Paradise around the corner
Who would ever think that a rice field could be a tourist attraction? The late Antonio Mercado apparently did when he began building the Los Baños Forest Club at Bay, Laguna in the nineties.
The place is located between barangays Puypuy and Masaya in Bay, Laguna, about two hours drive from Metro Manila. Despite its proximity to the city, this pocket paradise has been a well-kept secret for years, just like Laguna’s other concealed wonder, the Hidden Valley in Alaminos.
“My father was advised to take it easy after a quintuple bypass so he transformed this patch of rice field into a place where he can retreat and rest,” recalled Robbi Mercado, Antonio’s son and managing director of ARM Holding Inc., of which the Forest Club is a division. But as most good secrets go, this one couldn’t stay hush-hush for long.
Today, the club is open as a venue for corporate seminars and spiritual retreats.
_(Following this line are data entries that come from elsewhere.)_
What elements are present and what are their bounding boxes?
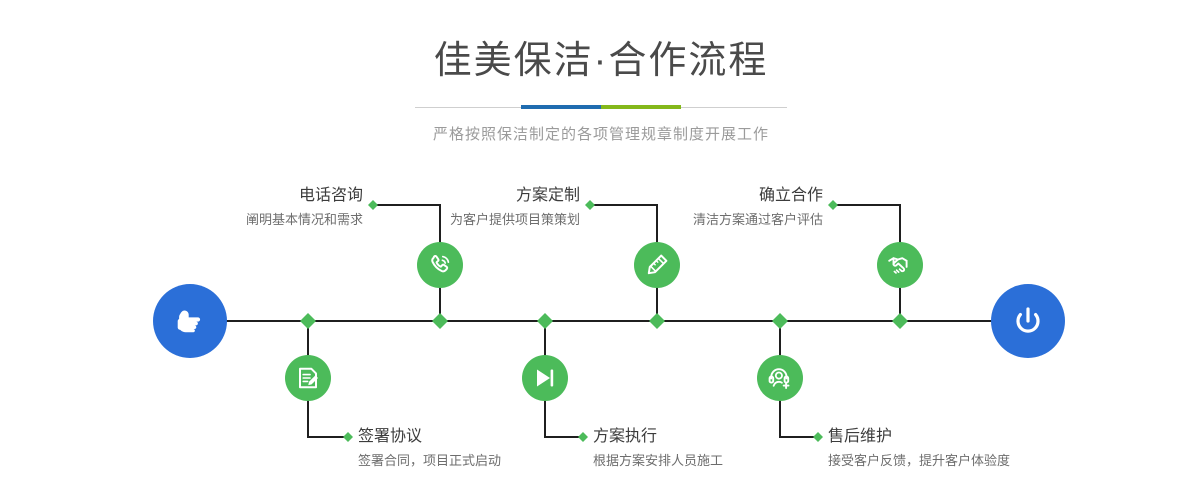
axis-diamond-6 (892, 313, 908, 329)
step-title-5: 确立合作 (523, 186, 823, 206)
axis-diamond-3 (537, 313, 553, 329)
handshake-icon (886, 251, 914, 279)
phone-call-icon (427, 252, 453, 278)
label-diamond-5 (828, 200, 838, 210)
power-icon (1008, 301, 1048, 341)
end-node[interactable] (991, 284, 1065, 358)
step-node-2[interactable] (285, 355, 331, 401)
label-diamond-2 (343, 432, 353, 442)
support-agent-icon (767, 365, 793, 391)
pencil-ruler-icon (644, 252, 670, 278)
start-node[interactable] (153, 284, 227, 358)
play-skip-icon (532, 365, 558, 391)
step-node-3[interactable] (634, 242, 680, 288)
pointing-hand-icon (170, 301, 210, 341)
step-node-4[interactable] (522, 355, 568, 401)
step-desc-6: 接受客户反馈，提升客户体验度 (828, 452, 1168, 470)
axis-diamond-1 (300, 313, 316, 329)
step-node-1[interactable] (417, 242, 463, 288)
flow-diagram-page: 佳美保洁·合作流程 严格按照保洁制定的各项管理规章制度开展工作 (0, 0, 1202, 502)
step-desc-5: 清洁方案通过客户评估 (523, 211, 823, 229)
step-node-5[interactable] (877, 242, 923, 288)
axis-diamond-5 (772, 313, 788, 329)
axis-diamond-4 (649, 313, 665, 329)
step-label-6: 售后维护 接受客户反馈，提升客户体验度 (828, 427, 1168, 470)
document-edit-icon (295, 365, 321, 391)
step-node-6[interactable] (757, 355, 803, 401)
step-label-5: 确立合作 清洁方案通过客户评估 (523, 186, 823, 229)
axis-diamond-2 (432, 313, 448, 329)
step-title-6: 售后维护 (828, 427, 1168, 447)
Undoubtedly, the best feature of this two-and-a-half hectare club is the awesome sight of the Calauan mountain range. If the day is bright enough, visitors can even get a glimpse of Mount Banahaw. The sight of mountains soothes the weary soul.
Close to the entrance are recreation facilities such as a swimming pool that uses water from the hot springs. A two-story conference hall is intended for groups doing team-building activities.
There is also dining hall nearby that accommodates 100 people. With fare consisting of meat and mountains of vegetables during our visit, I did not hear any of the guests complaining.
Finally, less than 100 meters away are cottages where the balcony is conducive to meditation.
Before reaching the paddies, visitors can linger by the lagoon and open hut where they can view the sunrise and sunset, times when the spot can be most enchanting.
What remains of the rice paddies are today lined with walkways. Inspired by the Garden of Monet in Paris, the elderly Mercado covered the walkways with arched trellises and adorned them with gumamela flowers. What better way to enjoy the scenery than to stroll under it?
All around, the club teems with indigenous trees such as narra and palms, of which Antonio Mercado was fond. Some trees have been labeled to educate visitors.
Such thought to visitors are similarly given in privacy and space considerations. So if you think Laguna has nothing more to offer beyond the hot springs, check the Forest Club and change your mind.